Family news is, unfortunately, not as good. A few of you already know this (my family, namely), but my “adopted” aunt Gloria was admitted to hospital on Monday. She’s been fighting cancer (uterine and stomach, I believe) for several years, and it’s gotten fairly bad. They don’t think that she’ll live to see Christmas. She’s going to be going into Palliative Care as soon as there’s a bed free. Mom flew down to Toronto on Thursday, staying with Daphne’s friend, to see her, and is currently on her flight back here.
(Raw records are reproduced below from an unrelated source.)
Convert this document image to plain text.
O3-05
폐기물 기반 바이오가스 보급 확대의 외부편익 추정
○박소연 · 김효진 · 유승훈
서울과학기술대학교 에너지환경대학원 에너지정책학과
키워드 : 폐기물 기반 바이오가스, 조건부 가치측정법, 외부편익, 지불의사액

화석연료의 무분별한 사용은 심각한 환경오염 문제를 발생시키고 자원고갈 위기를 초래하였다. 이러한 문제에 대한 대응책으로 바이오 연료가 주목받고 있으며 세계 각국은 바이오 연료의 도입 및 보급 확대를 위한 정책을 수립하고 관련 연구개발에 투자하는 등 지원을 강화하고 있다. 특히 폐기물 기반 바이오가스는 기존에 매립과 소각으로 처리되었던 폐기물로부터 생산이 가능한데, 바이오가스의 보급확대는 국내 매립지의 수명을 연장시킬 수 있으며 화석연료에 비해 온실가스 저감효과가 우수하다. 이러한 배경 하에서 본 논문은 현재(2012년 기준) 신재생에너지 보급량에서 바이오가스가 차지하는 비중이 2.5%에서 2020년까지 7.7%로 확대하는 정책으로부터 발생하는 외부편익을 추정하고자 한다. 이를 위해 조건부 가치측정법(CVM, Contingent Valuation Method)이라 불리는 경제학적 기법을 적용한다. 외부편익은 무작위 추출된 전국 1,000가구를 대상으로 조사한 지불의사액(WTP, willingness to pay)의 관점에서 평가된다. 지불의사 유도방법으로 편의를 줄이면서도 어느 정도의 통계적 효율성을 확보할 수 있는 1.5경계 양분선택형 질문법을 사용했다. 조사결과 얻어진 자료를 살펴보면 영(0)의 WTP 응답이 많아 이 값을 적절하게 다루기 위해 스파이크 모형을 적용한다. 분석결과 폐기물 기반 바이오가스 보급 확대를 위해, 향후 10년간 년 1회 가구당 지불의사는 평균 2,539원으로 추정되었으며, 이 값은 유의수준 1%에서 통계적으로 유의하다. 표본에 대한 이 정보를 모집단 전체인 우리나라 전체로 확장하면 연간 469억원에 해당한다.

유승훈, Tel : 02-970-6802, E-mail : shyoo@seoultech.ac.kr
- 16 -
Hm. What other good news do I have to break the gloom?
Well, Daphne’s got her audiology hours finished, is waiting impatiently on the Praxis scores (they were supposed to be up last week), and has only her final anatomy exam, on Tuesday, to complete her anatomy course. She’s got paying work for the rest of the time she’s here in St. John’s, at least. I’ve had two interviews for more clerical type jobs (one with RONA, one with the Canadian Red Cross), and continue to send out resumes. Even with the problems I’ve been having, I’ve been able to continue to enjoy Scrabble Wednesdays, and this past week spent Tuesday evening (before and during making dinner) making cookies for the group. They were much appreciated by the family, at least, as well as the one member of the Scrabble group who decided to start nibbling before I had to leave at 12:30, and I found even the burnt ones quite addictive.
A wonderful link from my aunt:
Man With Autism Absolutely Stuns an Entire Crowd
Also, a Happy Belated Birthday to .
Thanks for your patience and continuing friendship, everyone.